There’s one benefit to being around long enough to have learned the basics of marketing pre-Internet. “Back then” we had mailing lists and subscription newsletters. Yet the principles that worked then are the same principles that work now, online.
Now, we watch as the “smart kids” attempt to game the system and cut corners, and are repeatedly shut down. Meanwhile, the people with real businesses have been focused on building real relationships. They’ve created content that connects with their audience.
Everyone’s always looking for the common threads among groups of “successful information marketers,” and I’ve got a few for the list.
Two Content Mindsets
Over the past decade, we’ve built, managed, and rescued email lists ranging from a few thousand to 100,000 people. We’ve tracked all the usual metrics.
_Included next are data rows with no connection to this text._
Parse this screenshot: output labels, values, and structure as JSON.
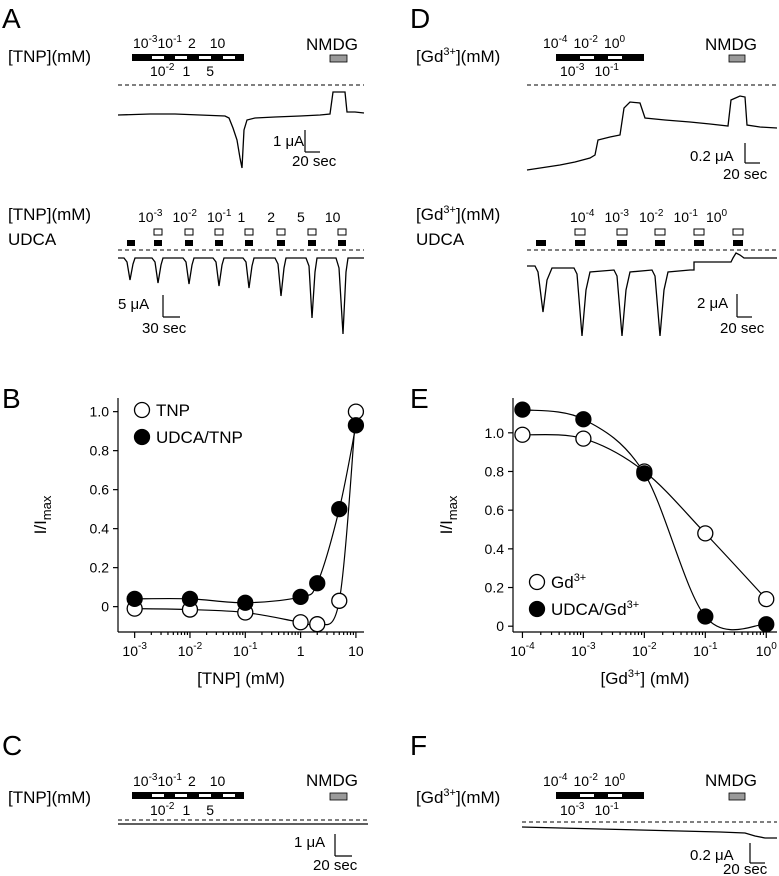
{
  "panels": {
    "A": {
      "letter": "A",
      "label_top": "[TNP](mM)",
      "upper_concs": [
        "10",
        "-3",
        "10",
        "-1",
        "2",
        "10"
      ],
      "lower_concs": [
        "10",
        "-2",
        "1",
        "5"
      ],
      "nmdg": "NMDG",
      "scale_amp": "1 μA",
      "scale_time": "20 sec",
      "label_bottom1": "[TNP](mM)",
      "label_bottom2": "UDCA",
      "bottom_concs": [
        "10-3",
        "10-2",
        "10-1",
        "1",
        "2",
        "5",
        "10"
      ],
      "scale2_amp": "5 μA",
      "scale2_time": "30 sec"
    },
    "D": {
      "letter": "D",
      "label_top": "[Gd3+](mM)",
      "upper_concs": [
        "10-4",
        "10-2",
        "10^0"
      ],
      "lower_concs": [
        "10-3",
        "10-1"
      ],
      "nmdg": "NMDG",
      "scale_amp": "0.2 μA",
      "scale_time": "20 sec",
      "label_bottom1": "[Gd3+](mM)",
      "label_bottom2": "UDCA",
      "bottom_concs": [
        "10-4",
        "10-3",
        "10-2",
        "10-1",
        "10^0"
      ],
      "scale2_amp": "2 μA",
      "scale2_time": "20 sec"
    },
    "C": {
      "letter": "C",
      "label_top": "[TNP](mM)",
      "nmdg": "NMDG",
      "scale_amp": "1 μA",
      "scale_time": "20 sec"
    },
    "F": {
      "letter": "F",
      "label_top": "[Gd3+](mM)",
      "nmdg": "NMDG",
      "scale_amp": "0.2 μA",
      "scale_time": "20 sec"
    },
    "B": {
      "letter": "B"
    },
    "E": {
      "letter": "E"
    }
  },
  "chart_data": [
    {
      "panel": "B",
      "type": "scatter",
      "xlabel": "[TNP] (mM)",
      "ylabel": "I/Imax",
      "xscale": "log",
      "xlim": [
        0.0005,
        14
      ],
      "ylim": [
        -0.13,
        1.07
      ],
      "xticks": [
        "10-3",
        "10-2",
        "10-1",
        "1",
        "10"
      ],
      "yticks": [
        "0",
        "0.2",
        "0.4",
        "0.6",
        "0.8",
        "1.0"
      ],
      "legend_position": "top-left",
      "series": [
        {
          "name": "TNP",
          "marker": "open",
          "x": [
            0.001,
            0.01,
            0.1,
            1,
            2,
            5,
            10
          ],
          "y": [
            -0.01,
            -0.015,
            -0.03,
            -0.08,
            -0.09,
            0.03,
            1.0
          ]
        },
        {
          "name": "UDCA/TNP",
          "marker": "filled",
          "x": [
            0.001,
            0.01,
            0.1,
            1,
            2,
            5,
            10
          ],
          "y": [
            0.04,
            0.04,
            0.02,
            0.05,
            0.12,
            0.5,
            0.93
          ]
        }
      ]
    },
    {
      "panel": "E",
      "type": "scatter",
      "xlabel": "[Gd3+] (mM)",
      "ylabel": "I/Imax",
      "xscale": "log",
      "xlim": [
        7e-05,
        1.5
      ],
      "ylim": [
        -0.03,
        1.18
      ],
      "xticks": [
        "10-4",
        "10-3",
        "10-2",
        "10-1",
        "10^0"
      ],
      "yticks": [
        "0",
        "0.2",
        "0.4",
        "0.6",
        "0.8",
        "1.0"
      ],
      "legend_position": "bottom-left",
      "series": [
        {
          "name": "Gd3+",
          "marker": "open",
          "x": [
            0.0001,
            0.001,
            0.01,
            0.1,
            1
          ],
          "y": [
            0.99,
            0.97,
            0.8,
            0.48,
            0.14
          ]
        },
        {
          "name": "UDCA/Gd3+",
          "marker": "filled",
          "x": [
            0.0001,
            0.001,
            0.01,
            0.1,
            1
          ],
          "y": [
            1.12,
            1.07,
            0.79,
            0.05,
            0.01
          ]
        }
      ]
    }
  ]
}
Even more fascinating than the metrics was watching these businesses grow or shrink over time, depending solely on the content mindset of the business owner.
The first content mindset is Content as Sales Pitch, and if you have an email box, you’ve seen these folks in action. Regardless of how long you’ve been on their email list, you’ll get a sudden flurry of emails twisting your arm to buy something. By the time they’re finished with you, you’re ready to strangle the “unsubscribe” button.
These business-owners think of content purely as sales copy, and they focus on writing sales pages and short email series that hit all the “right emotional buttons to close the sale.” Some do well with each product launch, but the income stream drops off the moment the emails stop, and they’re off to the next big sales page and sales emails.
My question for folks with this mindset always is; “where are you in between the sales pitches?”
As a consultant, if I explain the benefits of developing a relationship “in between” the pitch-fests, some list owners will get it. But their Content as Sales Pitch mindset usually overrides any intention to relate. Those in-between “relationship-building” emails will often end up being more sales pitches with a story or some instruction wrapped around the pitch.
I call this kind of business model “The Jagged Edge,” for two reasons. These business owners are always living on the financial edge, as their income is a rollercoaster. Not a fun or reliable way to build a sustainable business. (Believe it or not, this is the way an awful lot of info-marketers are operating their businesses.)
The second type of mindset is Content as Connection. The people who’ve focused on writing regular blog posts and emails filled with content relevant to their list have a very different experience than those on the “jagged edge.”
This group can enjoy a successful product “launch,” but sales don’t die after the big launch is over. In fact, secondary sales from their other ongoing auto-responder email series and their regular content-rich emails continue to steadily grow.
It’s that relevant content “in between the launches” that makes all the difference. It’s the connection made, the relationship built, the authority and trust earned that create success, no matter how large the email list is.